En DVD, le Cosi courbe et dansant de Keersmaeker
Tandis qu’à l’Opéra national de Paris reprend cette rentrée le Cosi fan tutte créé la saison dernière par la chorégraphe belge Anne Teresa de Keersmaeker au Palais Garnier, Arthaus Musik sort le dvd de cette expérience singulière et passionnante.
Chez Keersmaeker, la danse est musique tant la chorégraphe développe des liens étroits avec tous les styles, de Bach (Partita) à Steeve Reich (Rain, Drumming) qu’elle respire par le mouvement. En acceptant de mettre en scène Cosi fan tutte de Mozart, dernier opus de la trilogie Da Ponte, ATDK relevait un défi de taille qui faisant montre d’autant d’audace que d’exigence. Une finesse d’analyse caractérise aussi bien la lecture qu’elle fait de l’œuvre que sa direction des interprètes.
Alors qu’elle se refuse catégoriquement de mettre en scène de manière illustrative ou littérale l’opéra plutôt tiré du côté de l’abstraction minimaliste, tout dans son geste atteste d’une compréhension totale du livret et d’une écoute absolue de la musique. Mêlant intelligence et sensibilité, elle signe un spectacle fidèle à son vocabulaire. Ainsi, on découvre au sol d’une scénographie immaculée et aérée, l’habituel traçage de cercles enchâssés les uns dans les autres formant une multiplicité de courbes comme autant de trajets à emprunter par des protagonistes dédoublés. Chanteurs et danseurs, voix et corps se rejoignent et n’échappent à l’errance vertigineuse des sentiments incertains. La réalisation suit avec mobilité le déchaînement sensuel et instable des personnages mozartiens, pris dans les méandres de la confusion des sentiments.

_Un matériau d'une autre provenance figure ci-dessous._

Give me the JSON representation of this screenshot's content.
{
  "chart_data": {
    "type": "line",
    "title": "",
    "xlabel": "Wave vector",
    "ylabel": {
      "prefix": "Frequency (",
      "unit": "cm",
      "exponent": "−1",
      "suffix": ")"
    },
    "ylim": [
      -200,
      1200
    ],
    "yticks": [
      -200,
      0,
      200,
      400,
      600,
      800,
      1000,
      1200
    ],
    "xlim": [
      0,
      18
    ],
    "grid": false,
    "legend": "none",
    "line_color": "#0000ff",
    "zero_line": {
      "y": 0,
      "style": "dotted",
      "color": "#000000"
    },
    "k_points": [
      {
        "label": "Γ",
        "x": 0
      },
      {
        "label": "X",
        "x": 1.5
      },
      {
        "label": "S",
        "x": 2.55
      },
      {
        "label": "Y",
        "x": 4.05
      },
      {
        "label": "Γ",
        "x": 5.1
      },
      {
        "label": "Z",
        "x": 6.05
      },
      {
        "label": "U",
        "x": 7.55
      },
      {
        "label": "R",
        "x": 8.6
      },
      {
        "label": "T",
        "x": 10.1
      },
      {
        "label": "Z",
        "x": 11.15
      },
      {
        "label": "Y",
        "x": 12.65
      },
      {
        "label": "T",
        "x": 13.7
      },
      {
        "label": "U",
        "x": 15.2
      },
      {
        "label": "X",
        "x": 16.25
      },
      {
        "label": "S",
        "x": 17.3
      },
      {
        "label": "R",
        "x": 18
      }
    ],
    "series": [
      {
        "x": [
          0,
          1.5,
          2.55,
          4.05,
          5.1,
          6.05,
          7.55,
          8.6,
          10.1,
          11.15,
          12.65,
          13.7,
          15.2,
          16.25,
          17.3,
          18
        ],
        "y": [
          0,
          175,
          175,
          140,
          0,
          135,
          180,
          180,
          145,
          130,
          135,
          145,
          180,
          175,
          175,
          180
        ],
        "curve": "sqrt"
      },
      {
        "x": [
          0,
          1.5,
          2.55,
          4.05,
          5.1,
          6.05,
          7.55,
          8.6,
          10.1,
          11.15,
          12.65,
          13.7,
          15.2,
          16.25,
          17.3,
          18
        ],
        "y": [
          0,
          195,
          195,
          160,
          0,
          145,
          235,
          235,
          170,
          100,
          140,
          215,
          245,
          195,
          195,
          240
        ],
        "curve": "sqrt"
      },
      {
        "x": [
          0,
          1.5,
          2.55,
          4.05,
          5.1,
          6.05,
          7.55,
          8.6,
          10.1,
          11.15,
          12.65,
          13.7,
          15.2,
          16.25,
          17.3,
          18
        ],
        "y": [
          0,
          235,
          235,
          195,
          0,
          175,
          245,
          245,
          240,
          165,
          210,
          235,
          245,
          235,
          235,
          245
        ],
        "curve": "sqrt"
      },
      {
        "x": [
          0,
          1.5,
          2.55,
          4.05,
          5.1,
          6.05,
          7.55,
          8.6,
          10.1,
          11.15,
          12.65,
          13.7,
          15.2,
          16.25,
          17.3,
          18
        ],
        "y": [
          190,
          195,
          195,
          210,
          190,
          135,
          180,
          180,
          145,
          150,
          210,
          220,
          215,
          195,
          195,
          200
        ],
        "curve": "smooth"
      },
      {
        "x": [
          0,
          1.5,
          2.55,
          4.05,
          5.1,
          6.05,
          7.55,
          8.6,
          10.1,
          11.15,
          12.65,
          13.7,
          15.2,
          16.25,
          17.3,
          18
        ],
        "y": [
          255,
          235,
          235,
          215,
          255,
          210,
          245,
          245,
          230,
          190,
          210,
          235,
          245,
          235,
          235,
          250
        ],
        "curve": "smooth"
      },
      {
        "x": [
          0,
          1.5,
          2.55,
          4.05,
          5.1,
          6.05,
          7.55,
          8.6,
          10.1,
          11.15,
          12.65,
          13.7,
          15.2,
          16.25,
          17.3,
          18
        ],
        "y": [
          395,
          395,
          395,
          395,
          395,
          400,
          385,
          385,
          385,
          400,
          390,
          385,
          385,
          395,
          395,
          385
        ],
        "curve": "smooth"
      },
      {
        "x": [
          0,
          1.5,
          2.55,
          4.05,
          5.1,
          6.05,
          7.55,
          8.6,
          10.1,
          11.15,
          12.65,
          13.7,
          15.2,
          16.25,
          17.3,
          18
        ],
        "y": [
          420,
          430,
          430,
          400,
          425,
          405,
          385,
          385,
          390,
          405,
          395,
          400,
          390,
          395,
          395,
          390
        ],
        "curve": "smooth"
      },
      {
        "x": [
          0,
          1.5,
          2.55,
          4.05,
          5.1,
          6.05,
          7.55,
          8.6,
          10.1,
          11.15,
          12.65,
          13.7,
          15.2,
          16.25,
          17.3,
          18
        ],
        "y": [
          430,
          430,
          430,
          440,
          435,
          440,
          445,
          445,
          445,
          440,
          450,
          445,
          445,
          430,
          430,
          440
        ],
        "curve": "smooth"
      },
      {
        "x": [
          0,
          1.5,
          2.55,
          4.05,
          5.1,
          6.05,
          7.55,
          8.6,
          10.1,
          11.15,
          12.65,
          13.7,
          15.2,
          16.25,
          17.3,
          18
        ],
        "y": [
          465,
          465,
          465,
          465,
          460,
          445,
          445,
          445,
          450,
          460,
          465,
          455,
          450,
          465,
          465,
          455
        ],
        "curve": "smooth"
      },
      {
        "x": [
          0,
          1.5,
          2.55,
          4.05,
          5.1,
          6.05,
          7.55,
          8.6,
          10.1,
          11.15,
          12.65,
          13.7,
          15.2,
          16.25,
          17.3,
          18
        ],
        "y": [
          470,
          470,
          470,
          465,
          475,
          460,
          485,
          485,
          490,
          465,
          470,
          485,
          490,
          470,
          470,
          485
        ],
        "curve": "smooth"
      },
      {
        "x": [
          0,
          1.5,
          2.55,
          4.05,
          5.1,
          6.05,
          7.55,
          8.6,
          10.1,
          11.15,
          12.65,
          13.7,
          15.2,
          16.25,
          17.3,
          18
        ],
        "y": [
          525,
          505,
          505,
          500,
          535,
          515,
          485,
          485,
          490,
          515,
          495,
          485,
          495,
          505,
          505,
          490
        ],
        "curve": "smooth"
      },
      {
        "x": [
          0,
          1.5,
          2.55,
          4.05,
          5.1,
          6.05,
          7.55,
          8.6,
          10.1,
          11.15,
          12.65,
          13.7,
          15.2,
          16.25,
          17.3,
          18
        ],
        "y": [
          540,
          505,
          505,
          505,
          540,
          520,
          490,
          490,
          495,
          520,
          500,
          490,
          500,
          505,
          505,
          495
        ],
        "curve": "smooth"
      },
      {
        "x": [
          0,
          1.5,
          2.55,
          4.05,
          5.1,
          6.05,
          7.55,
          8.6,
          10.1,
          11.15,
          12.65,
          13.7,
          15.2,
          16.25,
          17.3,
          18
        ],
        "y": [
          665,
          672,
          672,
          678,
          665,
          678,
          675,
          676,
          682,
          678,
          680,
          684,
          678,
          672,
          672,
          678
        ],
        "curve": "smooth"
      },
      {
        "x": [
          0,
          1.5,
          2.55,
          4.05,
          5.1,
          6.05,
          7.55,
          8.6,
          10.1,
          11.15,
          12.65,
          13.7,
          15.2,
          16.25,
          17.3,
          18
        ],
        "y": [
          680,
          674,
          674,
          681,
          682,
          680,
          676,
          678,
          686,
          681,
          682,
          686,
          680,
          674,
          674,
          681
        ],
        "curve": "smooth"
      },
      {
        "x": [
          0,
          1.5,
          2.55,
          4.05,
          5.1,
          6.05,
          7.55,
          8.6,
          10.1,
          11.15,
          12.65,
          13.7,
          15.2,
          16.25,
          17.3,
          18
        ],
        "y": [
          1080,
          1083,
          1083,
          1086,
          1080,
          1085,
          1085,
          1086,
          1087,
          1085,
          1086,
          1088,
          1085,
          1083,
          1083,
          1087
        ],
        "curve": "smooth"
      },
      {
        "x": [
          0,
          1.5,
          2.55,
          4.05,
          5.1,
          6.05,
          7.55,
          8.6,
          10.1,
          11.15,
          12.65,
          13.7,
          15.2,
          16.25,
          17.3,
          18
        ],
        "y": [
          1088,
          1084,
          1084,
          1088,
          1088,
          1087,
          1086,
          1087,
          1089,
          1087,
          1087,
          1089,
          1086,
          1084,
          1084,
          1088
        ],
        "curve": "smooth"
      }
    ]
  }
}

Une brillante troupe composée de jeunes chanteurs très à l’avenant et des fidèles danseurs de la compagnie Rosas s’adonnent aux chassés-croisés parfois frénétiques, parfois plus las, de Kersmaeker. Ils restituent aussi bien la légèreté que la gravité de l’œuvre décidément inclassable. Ainsi, Ginger Costa-Jackson assure avec panache le caractère bouffe et rebelle de Despina, la servante survoltée. Une Dorabella partagée entre la pimpante Michele Losier et la danseuse Samantha Van Wissen aux géniaux mouvements de bassin et spasmes électriques, fait duo avec la lumineuse Fiordiligi de Jacquelyn Wagner et Cynthia Loemij. Côté garçons, on retient la juvénilité séduisante du bondissant Philippe Sly tandis que Frédéric Antoun se montre plus tendu et Paulo Szot assez effacé mais très en voix. Philippe Jordan dirige un orchestre enlevé, parfois trop rapide pour laisser ce déployer la fine mélancolie de l’œuvre, mais il donne, après de ternes Noces, un Mozart pétillent et vivant.